Nach Ende des Ersten Weltkrieges erfuhr das russische kirchliche Leben, auch in Kissingen, eine bescheidene Wiederbelebung. Am 10. Juni 1921 zelebrierte der für die russischen Gemeinden in Westeuropa zuständige Erzbischof Jewlogij in der Kissinger Kirche die erste Liturgie nach dem Kriege. Er ernannte den Priester Nikolai Baer zum Pfarrer in Kissingenn um den sich eine kleine Gemeinde von etwa 15 Emigranten scharte. Erzbischof Jewlogij weilte selbst gern in Bad Kissingen (1922-1925), bis ihm 1926 die Spaltung der Exilkirche und die Abtrennung der Deutschlanddiözese von seinem Administrationsbereich diese Möglichkeit nahm.

Da auch Pfarrer Baer Kissingen verließ, konnten seitdem nur sporadisch Gottesdienste abgehalten werden. Die Funktion eines Kustos der Kirche übernahm der letzte kaiserlich-russische Konsul in Königsberg Wassilij Wassiljewitsch Olferjew. Der neue Bischof von Berlin und Deutschland Tichon (Ljastschenko) verbrachte den August 1928 in Kissingen und bemühte sich seither um einen ständigen Pfarrer für die Kirchen deren Einnahmen jedoch für den Unterhalt eines Geistlichen nicht reichten. 1929 und 1930 zelebrierte jeweils während der Saison Protopresbyter Terentij Teodorowitsch aus Warschau in Bad Kissingen. Die Kur in Kissingen war für Emigranten unerschwinglich geworden, es kamen kaum noch orthodoxe Russen zu den Gottesdiensten. 1931-1937 wurden in der Kirche überhaupt keine Gottesdienste gehalten.

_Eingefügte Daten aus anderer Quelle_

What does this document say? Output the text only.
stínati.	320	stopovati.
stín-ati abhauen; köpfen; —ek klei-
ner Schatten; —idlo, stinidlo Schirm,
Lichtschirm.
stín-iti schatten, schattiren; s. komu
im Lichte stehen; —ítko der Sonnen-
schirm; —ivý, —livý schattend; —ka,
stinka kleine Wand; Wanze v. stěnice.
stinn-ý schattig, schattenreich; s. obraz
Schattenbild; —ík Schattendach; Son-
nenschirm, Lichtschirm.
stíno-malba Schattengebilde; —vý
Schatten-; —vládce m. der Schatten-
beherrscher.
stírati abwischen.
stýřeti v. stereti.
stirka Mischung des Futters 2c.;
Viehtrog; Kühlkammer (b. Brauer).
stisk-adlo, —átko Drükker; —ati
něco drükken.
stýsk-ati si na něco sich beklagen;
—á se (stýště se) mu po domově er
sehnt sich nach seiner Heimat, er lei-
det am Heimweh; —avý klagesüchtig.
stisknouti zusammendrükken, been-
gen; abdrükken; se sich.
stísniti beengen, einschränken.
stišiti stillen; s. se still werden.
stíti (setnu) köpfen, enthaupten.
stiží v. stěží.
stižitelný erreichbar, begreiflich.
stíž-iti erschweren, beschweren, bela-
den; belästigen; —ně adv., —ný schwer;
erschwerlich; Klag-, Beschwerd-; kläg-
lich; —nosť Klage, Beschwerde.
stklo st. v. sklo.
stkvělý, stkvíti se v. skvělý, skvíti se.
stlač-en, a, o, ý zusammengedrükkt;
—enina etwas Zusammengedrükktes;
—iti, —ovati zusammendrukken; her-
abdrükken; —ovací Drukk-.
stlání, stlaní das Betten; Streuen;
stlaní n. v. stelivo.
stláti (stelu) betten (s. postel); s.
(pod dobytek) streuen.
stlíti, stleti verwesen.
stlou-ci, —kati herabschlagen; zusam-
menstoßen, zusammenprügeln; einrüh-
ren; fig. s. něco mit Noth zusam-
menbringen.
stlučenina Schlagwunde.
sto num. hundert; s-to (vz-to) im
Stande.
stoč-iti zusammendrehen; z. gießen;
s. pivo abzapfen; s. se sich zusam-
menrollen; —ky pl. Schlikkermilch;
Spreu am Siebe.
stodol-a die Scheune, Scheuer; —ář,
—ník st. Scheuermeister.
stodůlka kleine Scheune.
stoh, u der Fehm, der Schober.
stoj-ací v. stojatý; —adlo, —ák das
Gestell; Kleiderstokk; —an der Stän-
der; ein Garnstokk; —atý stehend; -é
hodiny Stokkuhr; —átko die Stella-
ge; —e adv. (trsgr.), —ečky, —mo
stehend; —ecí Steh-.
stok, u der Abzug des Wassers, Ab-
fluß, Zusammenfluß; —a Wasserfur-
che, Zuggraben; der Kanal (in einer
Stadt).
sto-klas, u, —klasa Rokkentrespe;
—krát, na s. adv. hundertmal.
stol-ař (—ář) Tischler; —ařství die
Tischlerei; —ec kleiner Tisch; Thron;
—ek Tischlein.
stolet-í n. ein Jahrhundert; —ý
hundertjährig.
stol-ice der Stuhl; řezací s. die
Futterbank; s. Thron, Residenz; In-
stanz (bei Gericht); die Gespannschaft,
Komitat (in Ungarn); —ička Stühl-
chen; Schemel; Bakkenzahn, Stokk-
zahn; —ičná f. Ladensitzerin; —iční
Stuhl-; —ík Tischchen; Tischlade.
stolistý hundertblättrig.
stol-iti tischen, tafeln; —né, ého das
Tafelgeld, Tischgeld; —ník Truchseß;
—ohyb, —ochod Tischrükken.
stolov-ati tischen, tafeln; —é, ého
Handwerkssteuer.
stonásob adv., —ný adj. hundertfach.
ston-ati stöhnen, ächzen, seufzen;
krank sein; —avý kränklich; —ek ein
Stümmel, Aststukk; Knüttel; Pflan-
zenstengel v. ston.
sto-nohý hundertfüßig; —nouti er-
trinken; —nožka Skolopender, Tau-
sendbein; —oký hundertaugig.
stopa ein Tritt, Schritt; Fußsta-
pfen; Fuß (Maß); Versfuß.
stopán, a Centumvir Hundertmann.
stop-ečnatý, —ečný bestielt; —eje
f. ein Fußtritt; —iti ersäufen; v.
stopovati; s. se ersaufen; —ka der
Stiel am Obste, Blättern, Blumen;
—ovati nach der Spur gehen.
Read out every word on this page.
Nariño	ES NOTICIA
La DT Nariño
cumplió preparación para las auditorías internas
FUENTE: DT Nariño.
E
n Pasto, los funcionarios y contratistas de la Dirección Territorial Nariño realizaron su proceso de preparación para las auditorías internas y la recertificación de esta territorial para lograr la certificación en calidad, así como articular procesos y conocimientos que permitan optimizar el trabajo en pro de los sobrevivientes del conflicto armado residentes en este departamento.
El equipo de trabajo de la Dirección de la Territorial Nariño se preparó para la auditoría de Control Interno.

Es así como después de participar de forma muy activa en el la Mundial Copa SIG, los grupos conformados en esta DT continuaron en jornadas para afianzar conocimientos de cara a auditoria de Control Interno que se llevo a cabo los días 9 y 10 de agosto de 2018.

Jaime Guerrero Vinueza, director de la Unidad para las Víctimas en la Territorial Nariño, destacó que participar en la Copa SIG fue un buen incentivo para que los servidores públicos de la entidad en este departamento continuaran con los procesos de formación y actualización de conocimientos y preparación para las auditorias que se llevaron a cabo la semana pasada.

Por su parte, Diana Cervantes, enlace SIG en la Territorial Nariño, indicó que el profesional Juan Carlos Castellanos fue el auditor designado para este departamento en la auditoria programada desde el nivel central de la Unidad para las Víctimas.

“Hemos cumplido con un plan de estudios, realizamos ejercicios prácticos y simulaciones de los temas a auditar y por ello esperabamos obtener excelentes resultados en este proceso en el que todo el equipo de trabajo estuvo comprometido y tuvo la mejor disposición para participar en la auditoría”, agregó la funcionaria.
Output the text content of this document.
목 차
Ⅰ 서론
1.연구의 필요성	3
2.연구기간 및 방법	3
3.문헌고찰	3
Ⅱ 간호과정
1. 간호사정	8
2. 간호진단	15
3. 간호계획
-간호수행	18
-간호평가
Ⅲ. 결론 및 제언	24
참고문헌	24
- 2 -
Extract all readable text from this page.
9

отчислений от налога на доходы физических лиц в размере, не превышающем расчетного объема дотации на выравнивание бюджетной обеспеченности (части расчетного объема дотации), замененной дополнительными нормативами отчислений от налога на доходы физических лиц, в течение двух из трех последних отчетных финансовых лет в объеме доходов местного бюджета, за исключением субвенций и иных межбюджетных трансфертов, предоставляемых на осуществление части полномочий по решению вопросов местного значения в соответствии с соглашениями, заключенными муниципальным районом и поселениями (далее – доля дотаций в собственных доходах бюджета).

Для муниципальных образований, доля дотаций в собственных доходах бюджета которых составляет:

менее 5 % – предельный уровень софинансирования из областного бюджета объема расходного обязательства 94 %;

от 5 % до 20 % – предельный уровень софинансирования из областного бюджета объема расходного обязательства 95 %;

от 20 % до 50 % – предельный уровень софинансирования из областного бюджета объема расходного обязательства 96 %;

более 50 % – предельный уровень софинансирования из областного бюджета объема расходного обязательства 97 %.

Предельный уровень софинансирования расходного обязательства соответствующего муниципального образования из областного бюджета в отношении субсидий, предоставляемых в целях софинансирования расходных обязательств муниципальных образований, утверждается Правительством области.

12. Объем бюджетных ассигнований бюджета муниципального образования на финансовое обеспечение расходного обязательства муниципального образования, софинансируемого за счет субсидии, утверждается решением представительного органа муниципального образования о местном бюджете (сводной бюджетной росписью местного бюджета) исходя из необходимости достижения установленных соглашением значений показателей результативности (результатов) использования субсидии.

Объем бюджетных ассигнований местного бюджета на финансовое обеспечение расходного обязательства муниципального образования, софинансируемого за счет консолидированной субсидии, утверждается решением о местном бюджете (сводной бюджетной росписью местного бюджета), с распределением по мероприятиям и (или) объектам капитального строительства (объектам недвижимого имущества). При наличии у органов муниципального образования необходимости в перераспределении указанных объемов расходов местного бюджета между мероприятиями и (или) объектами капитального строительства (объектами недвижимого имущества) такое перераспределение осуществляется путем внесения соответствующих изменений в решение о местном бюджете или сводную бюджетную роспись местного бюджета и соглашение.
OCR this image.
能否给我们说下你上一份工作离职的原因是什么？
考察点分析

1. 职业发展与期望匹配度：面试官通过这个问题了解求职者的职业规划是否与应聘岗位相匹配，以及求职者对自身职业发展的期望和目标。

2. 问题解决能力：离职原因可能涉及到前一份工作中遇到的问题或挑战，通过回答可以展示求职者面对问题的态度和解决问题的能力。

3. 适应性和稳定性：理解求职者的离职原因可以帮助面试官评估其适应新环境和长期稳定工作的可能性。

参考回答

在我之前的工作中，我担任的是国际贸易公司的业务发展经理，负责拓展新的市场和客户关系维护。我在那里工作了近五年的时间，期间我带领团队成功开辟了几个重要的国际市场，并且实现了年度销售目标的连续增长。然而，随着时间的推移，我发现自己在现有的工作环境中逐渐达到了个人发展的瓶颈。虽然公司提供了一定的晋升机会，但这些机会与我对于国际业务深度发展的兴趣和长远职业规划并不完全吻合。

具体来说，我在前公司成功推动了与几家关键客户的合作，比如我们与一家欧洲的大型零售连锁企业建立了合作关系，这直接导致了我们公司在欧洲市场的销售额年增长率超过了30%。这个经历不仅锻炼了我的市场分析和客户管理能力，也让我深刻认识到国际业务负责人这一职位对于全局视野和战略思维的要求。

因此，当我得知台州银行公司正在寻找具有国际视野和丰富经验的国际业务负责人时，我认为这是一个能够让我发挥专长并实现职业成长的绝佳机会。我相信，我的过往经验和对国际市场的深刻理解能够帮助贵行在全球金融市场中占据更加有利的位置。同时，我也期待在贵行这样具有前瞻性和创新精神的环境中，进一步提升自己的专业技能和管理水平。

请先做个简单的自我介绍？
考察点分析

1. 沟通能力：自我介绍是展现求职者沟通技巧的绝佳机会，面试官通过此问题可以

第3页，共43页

1938 erfolgte ein neuer Anlauf, als Metropolit Seraphim (Lade) dem bereits zum Priester geweihten Theologiestudenten Andrej Lowtschijn mit dem Mönchsnamen Alexander die Seelsorge "in München und in den Kirchen Bayerns" übertrug. Dieser reiste nun jedes Jahr im August nach Kissingen, doch blieb die Besucherzahl in den Gottesdiensten weit unter den Erwartungen. Daran änderte sich auch in den ersten Jahren des Zweiten Weltkrieges nichts, obwohl Millionen Russen in Kriegsgefangenenlagern festgehalten wurden (so auch im nahen Hammelburg) oder als "Ostarbeiter" Zwangsarbeit leisteten. Die Gestapo verbot ihnen jeglichen Kirchenbesuch und versuchte sogar, die orthodoxen Pfarrer dazu anzuhalten, "Ostarbeitern" den Zutritt in ihre jeweiligen Kirchen zu verwehren. Nach Kriegsende schickte Metropolit Seraphim den gerade erst aus der Gestapohaft befreiten Erzpriester Alexander Bogatschow nach Kissingen. Ihm schlossen sich weitere Priester an, so dass sich schließlich über 15 Geistliche in Kissingen versammelten. Dem feierlichen Ostergottesdienst am 6. Mai 1945 in der überfüllten Kissinger Kirche wohnten Prinz Louis Ferdinand von Preußen und seine russische Gemahlin Prinzessin Kira bei. Nach und nach entwickelte sich in Kissingen ein Gemeindeleben. Ein Gemeinderat wurde im Februar 1946 gewählt. Im Oktober 1948 konnte die Ausmalung der Kirche restauriert werden. Schon 1946 begann die Umsiedlung der "displaced persons" in die verschiedenen Aufnahmeländer. 1950 waren die meisten Mitglieder der Kissinger Gemeinde nach Amerika ausgewandert. Der letzte ständige Pfarrer der in Kissingen auch lebte, war Erzpriester Michail Sagorjanskij. Er wirkte hier vom 1. Juni 1951 bis zu seinem (und seiner Ehefrau) Abgang ins Altenheim Darmstadt, wo er am 17. August 1973 verstarb. Er wurde auf dem russischen Friedhof in Wiesbaden beigesetzt.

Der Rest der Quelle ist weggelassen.